Even the lighter weight ash materials can become extremely dangerous. Most stratovolcanoes are high enough, more than 2,000 meters (6,500 feet), to retain snowpack, ice and/or glaciers. When the volcano erupts, the hot gases and molten lava melt the frozen material which combines with the ash to generate massive mudflows, often named the Indian term “lahar.” A lahar may be a highly fluid liquid, that flows like a stream, or so thick that it’s much like concrete. The fast-flowing lahars can do a great deal of damage at considerable distances from the volcano itself.
Although actual caldera-type volcanoes are different features, some stratovolcanoes have formed a caldera at the peak or on the steep flank because of a dome collapse or molten material falling into the cavity created by an explosive eruption. For Oregon’s Mt. Mazama, the caldera is more famously known as Crater Lake.
Somewhat similarly, Mt. St. Helens began forming a caldera after the May 18, 1980 eruption. Continued dome-building activity, release of gases, steam venting, seismic rumblings, etc., in the St. Helens caldera allow volcanologists to observe and learn a great deal about this process. Study of the St. Helens activities indicate the possibility of a “super volcano” lying under the visible stratovolcano. It is possible that the mountain is only the tip of an incomprehensibly huge volcanic system. [This new knowledge has led to observations about other volcanic activity around the planet and some very startling theories about super volcanoes and the presence of such geologic structures as the “Yellowstone caldera” (Nat’l Geographic) a sequence of three overlapping explosive remnants in Wyoming, Idaho and Montana.]
One of the most dangerous features of stratovolcanoes is the potential for pyroclasm when a mountain erupts. There are pyroclastic flows and surges which have important differences. A flow is combined gases and the composite materials, mainly high-density tephra, from the stratovolcano that blast out of the vent(s), with temperatures above 100 to more than 800 celsius, and move at incredible speeds (50 kmh or more, up to an estimated 700 kmh) scorching and pummeling everything in the way, with sheer wind forces and particle impacts leveling the landscape.

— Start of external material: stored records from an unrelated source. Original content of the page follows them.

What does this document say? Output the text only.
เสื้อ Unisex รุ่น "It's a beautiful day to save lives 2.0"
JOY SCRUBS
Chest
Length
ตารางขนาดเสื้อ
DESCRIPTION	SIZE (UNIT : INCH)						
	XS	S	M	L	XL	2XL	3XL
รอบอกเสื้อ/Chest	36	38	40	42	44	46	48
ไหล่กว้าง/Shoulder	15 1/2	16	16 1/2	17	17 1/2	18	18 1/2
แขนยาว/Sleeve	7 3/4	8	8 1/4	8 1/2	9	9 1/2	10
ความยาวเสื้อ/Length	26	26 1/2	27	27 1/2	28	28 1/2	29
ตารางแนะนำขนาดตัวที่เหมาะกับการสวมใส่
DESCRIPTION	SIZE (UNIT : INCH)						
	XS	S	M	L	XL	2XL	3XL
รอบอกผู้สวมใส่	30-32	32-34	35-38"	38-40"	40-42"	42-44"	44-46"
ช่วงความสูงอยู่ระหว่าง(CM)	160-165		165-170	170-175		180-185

A surge is lower density, made up of heavier composites, and may be less than 100 celsius (cold surge) or well above that temperature (hot surge). A surge tends to travel regardless of topography, where a flow normally goes down the flanks of the stratovolcano and stays within the forms of valleys and river channels. One of the most dangerous features of pyroclastic blasts is that sulphurous materials may combine with the snow, water or ice and produce sulphuric acid droplets which can devestate an area.
All in all, then, stratovolcanoes are some of the most stunning geologic features on the planet, and they are created by forces of incomprehensible magnitude. These large mountains are formed beneath the Earth where tectonic plates push against each other, generating fissures that allow magma to extrude from below the mantle. Examining plate tectonics, there is a “Ring of Fire” (Universe Today) around the Pacific Rim that holds a majority of the World’s volcanic activity and supervolcanoes.
Wherever located, though, supervolcanoes are lessons about the incredible geologic activity of planet Earth and the tremendous forces that take place beneath the crust that we live on.